A firetruck responded to a fire in South Campus Commons 1 last month. Facilities Management officials will replace alarms and sprinklers in 11 campus facilities.  The cost of planned fire prevention system upgrades range from $80,000 to $350,000. 

 

Starting this year, campus academic buildings will receive new fire alarms and sprinklers capable of providing firefighters with more specific information about a fire’s location, Facilities Management officials said.

“There was nothing wrong with the old systems,” said Jack Baker, Facilities Management operations and maintenance director. “It’s sort of like a personal computer; every few years the technology changes for the better.”

Workers are modernizing fire prevention systems in 11 facilities, focusing primarily on buildings where lectures and classes are held, such as H.J. Patterson Hall, the Mathematics Building and the Potomac Building, Baker said.

Facilities Management will update more buildings each year through 2025. The cost of the upgrades will range from $80,000 for new fire alarms in the Potomac Building $350,000 for updated sprinklers in the Mathematics Building, according to the “Invisible Crisis” document, which outlines the university’s plans to update campus infrastructure.

Facilities Management will replace the older sirens and alarm pulleys with newer, more compatible ones and overhaul control panels to specifically locate fires.

“In the old days, if there was a fire, you wouldn’t know where it was in the building until you the saw the actual flame,” Baker said.

Once the new smoke detectors identify a fire, they directly send details of the blaze’s location to the alarm system and fire departments.

“It makes it much easier to direct people away from possibly dangerous areas and makes fighting fires easier in complicated buildings,” said James Milke, university professor and fire protection engineering department chairman.

Addressable alarms date back to the 1980s, Milke said.
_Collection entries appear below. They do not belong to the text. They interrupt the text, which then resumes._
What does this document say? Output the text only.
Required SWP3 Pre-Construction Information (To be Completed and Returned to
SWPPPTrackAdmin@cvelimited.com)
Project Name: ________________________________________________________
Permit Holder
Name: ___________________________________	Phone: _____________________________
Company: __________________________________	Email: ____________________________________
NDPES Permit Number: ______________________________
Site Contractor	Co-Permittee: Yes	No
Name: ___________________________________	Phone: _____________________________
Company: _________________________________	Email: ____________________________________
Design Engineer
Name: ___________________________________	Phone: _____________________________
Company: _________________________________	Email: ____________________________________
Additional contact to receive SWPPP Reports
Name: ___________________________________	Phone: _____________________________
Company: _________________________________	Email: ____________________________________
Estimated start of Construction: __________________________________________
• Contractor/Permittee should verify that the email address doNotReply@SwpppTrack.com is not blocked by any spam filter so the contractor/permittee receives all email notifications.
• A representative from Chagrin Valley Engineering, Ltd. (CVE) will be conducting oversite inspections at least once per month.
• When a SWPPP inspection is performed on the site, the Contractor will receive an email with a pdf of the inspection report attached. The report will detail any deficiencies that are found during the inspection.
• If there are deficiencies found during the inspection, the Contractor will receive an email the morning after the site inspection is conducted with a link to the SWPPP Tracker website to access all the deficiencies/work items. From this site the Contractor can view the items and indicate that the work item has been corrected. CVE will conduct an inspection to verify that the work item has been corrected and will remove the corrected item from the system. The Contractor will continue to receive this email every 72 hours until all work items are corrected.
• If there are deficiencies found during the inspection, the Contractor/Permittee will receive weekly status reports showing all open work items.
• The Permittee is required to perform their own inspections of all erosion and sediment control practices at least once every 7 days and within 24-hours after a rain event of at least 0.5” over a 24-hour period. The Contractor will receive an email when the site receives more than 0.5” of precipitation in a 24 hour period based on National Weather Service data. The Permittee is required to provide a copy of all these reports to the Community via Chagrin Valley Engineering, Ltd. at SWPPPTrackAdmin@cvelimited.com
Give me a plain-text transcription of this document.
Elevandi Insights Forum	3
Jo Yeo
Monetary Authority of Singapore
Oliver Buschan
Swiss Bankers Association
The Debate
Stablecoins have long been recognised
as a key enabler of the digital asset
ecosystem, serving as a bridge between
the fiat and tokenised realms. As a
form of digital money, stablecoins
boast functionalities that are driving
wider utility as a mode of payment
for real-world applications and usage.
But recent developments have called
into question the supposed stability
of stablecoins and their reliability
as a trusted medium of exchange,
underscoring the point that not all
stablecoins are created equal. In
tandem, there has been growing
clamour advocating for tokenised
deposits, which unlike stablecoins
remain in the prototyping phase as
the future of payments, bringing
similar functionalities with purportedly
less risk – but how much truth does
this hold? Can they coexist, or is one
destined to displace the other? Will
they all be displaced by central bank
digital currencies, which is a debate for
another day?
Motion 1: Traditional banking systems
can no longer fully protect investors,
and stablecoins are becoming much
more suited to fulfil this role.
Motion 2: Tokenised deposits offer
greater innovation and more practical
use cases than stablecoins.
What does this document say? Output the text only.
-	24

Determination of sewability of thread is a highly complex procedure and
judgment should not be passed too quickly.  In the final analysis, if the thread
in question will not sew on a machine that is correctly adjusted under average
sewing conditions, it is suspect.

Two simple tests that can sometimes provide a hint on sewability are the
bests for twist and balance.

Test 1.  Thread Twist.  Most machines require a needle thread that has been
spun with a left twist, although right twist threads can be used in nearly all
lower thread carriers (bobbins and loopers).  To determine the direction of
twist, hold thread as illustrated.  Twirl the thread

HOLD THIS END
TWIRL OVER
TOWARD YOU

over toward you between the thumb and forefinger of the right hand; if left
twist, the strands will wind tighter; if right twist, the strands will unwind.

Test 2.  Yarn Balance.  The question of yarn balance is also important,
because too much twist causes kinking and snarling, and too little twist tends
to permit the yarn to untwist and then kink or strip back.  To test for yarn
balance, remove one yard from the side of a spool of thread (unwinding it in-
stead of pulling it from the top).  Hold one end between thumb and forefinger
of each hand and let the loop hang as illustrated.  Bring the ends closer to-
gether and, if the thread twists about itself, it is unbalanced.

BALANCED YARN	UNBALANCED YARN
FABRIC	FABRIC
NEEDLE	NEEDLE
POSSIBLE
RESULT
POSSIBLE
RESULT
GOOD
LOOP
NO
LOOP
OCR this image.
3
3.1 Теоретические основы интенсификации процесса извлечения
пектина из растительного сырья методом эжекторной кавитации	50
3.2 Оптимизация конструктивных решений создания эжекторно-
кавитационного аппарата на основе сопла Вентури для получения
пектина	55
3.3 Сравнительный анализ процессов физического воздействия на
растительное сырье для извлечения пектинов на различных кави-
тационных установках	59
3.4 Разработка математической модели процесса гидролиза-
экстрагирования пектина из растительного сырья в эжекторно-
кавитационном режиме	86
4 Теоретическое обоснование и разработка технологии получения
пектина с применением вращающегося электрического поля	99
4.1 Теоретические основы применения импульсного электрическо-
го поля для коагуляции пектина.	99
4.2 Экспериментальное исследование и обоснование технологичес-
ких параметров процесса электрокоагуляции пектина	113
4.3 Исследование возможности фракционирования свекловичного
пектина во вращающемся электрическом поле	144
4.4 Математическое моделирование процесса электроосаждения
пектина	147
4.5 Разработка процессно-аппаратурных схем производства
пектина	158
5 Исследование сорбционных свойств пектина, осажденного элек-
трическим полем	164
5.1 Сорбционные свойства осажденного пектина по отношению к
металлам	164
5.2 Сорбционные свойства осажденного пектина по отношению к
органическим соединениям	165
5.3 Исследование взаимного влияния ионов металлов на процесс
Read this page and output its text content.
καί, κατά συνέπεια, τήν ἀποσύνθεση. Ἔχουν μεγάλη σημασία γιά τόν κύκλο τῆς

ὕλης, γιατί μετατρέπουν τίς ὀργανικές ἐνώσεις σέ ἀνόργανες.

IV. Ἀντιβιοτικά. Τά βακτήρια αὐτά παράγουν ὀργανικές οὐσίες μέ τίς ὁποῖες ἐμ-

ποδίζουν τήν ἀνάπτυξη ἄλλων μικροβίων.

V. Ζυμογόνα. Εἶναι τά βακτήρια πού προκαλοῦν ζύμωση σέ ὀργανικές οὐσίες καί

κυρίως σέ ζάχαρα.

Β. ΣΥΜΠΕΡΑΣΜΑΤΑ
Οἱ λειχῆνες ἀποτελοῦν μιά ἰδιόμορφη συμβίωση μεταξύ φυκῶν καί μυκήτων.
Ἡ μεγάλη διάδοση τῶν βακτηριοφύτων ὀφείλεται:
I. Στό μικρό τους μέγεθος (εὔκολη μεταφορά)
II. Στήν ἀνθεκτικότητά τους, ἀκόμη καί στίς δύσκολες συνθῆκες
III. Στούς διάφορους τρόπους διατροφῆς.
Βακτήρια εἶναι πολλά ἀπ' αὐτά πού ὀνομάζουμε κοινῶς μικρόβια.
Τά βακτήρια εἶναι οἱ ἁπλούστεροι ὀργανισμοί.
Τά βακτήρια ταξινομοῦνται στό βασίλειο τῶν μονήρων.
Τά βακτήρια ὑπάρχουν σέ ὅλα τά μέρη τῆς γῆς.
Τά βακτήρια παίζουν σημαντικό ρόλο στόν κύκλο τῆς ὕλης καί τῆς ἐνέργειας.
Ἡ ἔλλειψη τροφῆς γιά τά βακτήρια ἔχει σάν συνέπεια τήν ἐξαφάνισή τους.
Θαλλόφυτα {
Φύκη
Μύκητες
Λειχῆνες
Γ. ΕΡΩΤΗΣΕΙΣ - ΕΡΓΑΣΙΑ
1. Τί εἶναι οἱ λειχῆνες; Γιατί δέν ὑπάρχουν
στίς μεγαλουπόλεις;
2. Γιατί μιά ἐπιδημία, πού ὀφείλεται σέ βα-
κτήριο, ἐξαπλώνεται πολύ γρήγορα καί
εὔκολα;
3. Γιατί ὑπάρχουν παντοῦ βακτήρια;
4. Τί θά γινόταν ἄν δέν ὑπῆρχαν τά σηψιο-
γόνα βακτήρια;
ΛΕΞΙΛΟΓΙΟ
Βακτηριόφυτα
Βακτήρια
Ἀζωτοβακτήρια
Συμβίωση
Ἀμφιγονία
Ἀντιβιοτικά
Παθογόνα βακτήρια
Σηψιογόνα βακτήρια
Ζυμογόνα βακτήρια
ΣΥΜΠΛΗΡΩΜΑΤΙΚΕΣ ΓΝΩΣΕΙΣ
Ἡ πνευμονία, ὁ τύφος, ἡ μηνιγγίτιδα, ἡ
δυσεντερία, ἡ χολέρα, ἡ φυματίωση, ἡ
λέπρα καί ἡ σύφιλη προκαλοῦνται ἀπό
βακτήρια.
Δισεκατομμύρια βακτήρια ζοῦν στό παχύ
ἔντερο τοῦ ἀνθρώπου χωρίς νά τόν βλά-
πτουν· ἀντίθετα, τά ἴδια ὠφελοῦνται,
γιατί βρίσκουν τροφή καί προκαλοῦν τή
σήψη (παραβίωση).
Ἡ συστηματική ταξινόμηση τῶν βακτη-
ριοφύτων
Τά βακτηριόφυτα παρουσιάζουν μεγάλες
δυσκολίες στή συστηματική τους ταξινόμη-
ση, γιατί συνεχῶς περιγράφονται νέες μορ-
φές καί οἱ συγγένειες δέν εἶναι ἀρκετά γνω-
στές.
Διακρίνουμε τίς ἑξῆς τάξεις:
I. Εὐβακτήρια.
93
But the university has not yet upgraded the alarms in academic buildings because its main focus was to ensure safety in student living spaces before tackling classrooms, which still have alarm systems that are up to code, Baker said.

Alan Sactor, university fire marshal and the environmental safety department’s assistant director, said fire alarm systems have a long life, and while addressable alarm systems are more advanced, older systems are just as safe and effective.

“Fire systems are designed for reliability,” he said. “You don’t need to update them immediately.”

The academic building updates are the last steps in a long-term effort to update fire protection on the campus, Baker said. All dorms and Fraternity Row houses have received addressable fire systems and updated devices similar to those being added now, said Andrew Van Der Stuyf, Residential Facilities assistant director.

Fire alarms aren’t the only updates; Facilities Management workers continue to modernize much of the school’s aging infrastructure. The “Invisible Crisis” outlines 122 projects and 13 years of changes to the university’s pipes, heating and cooling systems and fire protection systems, which are becoming too outdated to be fully functional, according to the plan.